A Good Investment vs a Bad One

Posted: June 16, 2023 by datechguy in economy, gaming
Tags: , , , ,

My son sent me this link concerning a kickstarter campaign here is a screen shot of it’s progress:

With 15 days to go this project is funded nearly 5x beyond what it needs.

Of course in fairness the original Groo dice game was not only hilarious but easy and fun to play so a revival makes sense. I still have my copy from when I owned a comic book store in the 1980’s I remember it fondly and highly recommend it. Based on the response there are plenty of other people who think the same so I suspect this will be a moneymaker for Steve Jackson games.

On the other hand there are some investments that simply don’t pay off:

Those are fully stocked store shelves of this merchandise, as if no one had touched them for weeks. Nobody wanted a Pride chew toy for their pet, nobody wanted Pride children’s wear, or transgender-themed children’s toys (I had to look up what Kidd Kenn was in the blue and pink box on the last in the sequence — a rap star), nobody wanted a Pride baking kit, nobody wanted LGBTQ+-themed liquor, or LGBTQ+ cups to put them in. Notice that the liquor is already on sale.
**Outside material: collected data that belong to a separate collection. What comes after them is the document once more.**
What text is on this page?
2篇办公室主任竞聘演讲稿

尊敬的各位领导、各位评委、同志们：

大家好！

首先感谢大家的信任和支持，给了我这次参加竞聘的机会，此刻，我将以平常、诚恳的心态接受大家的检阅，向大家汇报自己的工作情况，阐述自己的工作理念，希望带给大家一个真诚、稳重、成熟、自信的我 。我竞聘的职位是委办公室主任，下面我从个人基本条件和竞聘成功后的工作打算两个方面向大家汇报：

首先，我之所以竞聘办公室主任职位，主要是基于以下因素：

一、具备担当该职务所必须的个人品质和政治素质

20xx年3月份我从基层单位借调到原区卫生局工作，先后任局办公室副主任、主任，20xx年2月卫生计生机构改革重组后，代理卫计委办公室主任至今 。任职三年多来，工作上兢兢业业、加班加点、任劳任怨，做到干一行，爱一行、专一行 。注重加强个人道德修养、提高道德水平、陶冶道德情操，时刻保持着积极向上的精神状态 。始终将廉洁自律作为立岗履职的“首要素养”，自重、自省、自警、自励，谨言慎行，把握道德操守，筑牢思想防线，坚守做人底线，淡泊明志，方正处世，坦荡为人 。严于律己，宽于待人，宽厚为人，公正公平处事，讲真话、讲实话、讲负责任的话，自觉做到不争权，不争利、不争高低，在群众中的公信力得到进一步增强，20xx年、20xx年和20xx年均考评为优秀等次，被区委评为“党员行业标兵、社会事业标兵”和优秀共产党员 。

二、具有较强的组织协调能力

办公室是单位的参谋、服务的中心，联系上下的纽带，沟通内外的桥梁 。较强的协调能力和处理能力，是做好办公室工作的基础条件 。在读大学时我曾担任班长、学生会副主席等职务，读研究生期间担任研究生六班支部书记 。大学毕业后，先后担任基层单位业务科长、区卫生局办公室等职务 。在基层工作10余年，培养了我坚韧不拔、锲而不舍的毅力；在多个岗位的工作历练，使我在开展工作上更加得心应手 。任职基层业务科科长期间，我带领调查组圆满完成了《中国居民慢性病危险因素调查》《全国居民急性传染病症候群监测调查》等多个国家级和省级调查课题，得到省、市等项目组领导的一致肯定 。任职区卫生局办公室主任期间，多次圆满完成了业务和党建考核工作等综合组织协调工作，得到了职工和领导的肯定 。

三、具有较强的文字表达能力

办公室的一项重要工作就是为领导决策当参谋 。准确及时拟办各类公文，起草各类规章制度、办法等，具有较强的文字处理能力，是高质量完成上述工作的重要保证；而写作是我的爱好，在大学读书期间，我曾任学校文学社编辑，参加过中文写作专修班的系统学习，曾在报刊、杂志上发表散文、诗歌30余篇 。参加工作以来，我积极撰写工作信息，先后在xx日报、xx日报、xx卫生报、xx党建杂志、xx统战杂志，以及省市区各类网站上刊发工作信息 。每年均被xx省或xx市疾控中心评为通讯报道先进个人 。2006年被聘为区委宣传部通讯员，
Nobody wanted rainbow kid boots.

That’s shelf space that could have been used for merchandise that people wanted to buy, and in retail, efficient use of shelf space for things that sell is the name of the game. They pay people to determine those things. These items at Target Kearny Mesa were all displayed prominently at the front of the store, no back of the store decision for them. You’ve heard of “dead-naming”? Well, this was “dead-spacing.”

UnexpectedlyTM of course.

The reality is that both of these items are dealing with a niche market. The difference is that the makers of the Groo game aren’t pretending that their market is bigger than it is so they will show a profit. These guys at Target, not so much.